Yes. Story time but skip to the next quote if it's boring :)
I got 4 A's at AS level back in 2001 (I did my Alevels in 2002, the first year of the AS/A2 split). My subject teachers all agreed I'd get the same at A Level. My School decided that "to avoid over estimating" they would reduce all the predictions by 3 levels. So I was predicted BBB. What the Fuck? My friend was friends with the head of VI form (he did theater with her after school, they got drunk together at after show parties, he was very pretty and charming and she was 50+, super weird and dodgy but whatever).
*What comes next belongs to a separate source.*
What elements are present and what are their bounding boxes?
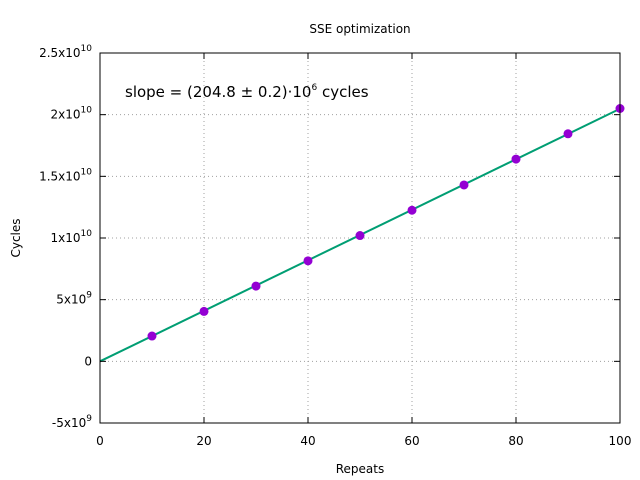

Somehow he was predicted AAB. The only one in the school year of ~90 students over BBB. Some people even cried over this as they wanted to do medicine and that's difficult with AAA predicted...
My friend was called for interview at Imperial, where we both wanted to go and study Physics. He went and was offered AAA. I was not called for interview.
Results came in and I got my AAA. He got BBB. Imperial didn't care and admitted him anyway.
I think I am sort of a perfect example of what's wrong with the current system: I was poor and badly turned out and a bit brutish but ferociously bright. He was sort of the opposite. I got good grades, he was better at getting predictions. He was the one that got the Imperial place.
>Those students who did not achieve the requirements and those universities who still have places to fill then enter the "clearing" process to match up.
I think this is the issue because this rarely happens even though it's meant to. There are 2 sides to this:
* If you miss the required grades, you generally keep your place. Universities routinely make an offer at X and then take you whether you get the grades. I understand why: when you reject a candidate with BBB, you're not guaranteed one with AAA, your going to end up with whatever clearing gives you. And not many AAA candidates are in clearing are they? This becomes a self fulfilling prophecy of sorts.
* If you blow through your predicted grades (As instead of Bs) you have 3 options: 1. Stick with the school you were offered at (I did this). 2. Take a whole year out and re-apply next year with your grades. That's a pretty huge step for an 18 years old to take. 3. Enter clearing, but you know that Imperial, Oxbridge etc don't really do clearing do that?
Back in 2002 there was actually discussion of forcing all uni's to keep X% of places for clearing for exactly this reason. It's also worth noting that these days something like 20% of offers are unconditional.
I think I did more than ok in the end. I had a better time than my friend (he had to live at home in first year and never really got the "experience" etc). But people should be aware of how the system works: you're actual grades make very little difference, predicted grades are KEY to getting into (not just an offer, actually into) a top uni, and the best way to get good grades is only about 50% about ability and hard work compared to looking nice and sucking up to the right people.
Maybe this is a great lesson for how life isn't fair :)
But using grades pupils have achieved during the previous years(s) seems fine to me and can potentially erase the issue of having a good/bad exam day.
In some countries, either they use exam results and/or they look at report cards for the previous years.
I am a big "final exams not coursework please" guy. But they'd be better having end of term exams for the 6 terms in A Levels and using the results from the first 5 for most of admissions IMHO.
That explains more than anything what the problem is with the British Civil Service. The epitome of "nobody every got fired for buying IBM".
Mock exams may be useful because, arguably, the results should already be pretty normalised, but I'm not sure if these took place this year.
So what is left is to work with is the grades the students have had throughout the year and previous years and, importantly, also what school they are in.
The latter is heavily charged politically so they are wary of communicating on how that impacts their model.
It seems to me, though, that pupils from top private schools are not complaining too much about having their grades downgraded, so it seems that it did not happen too much for them.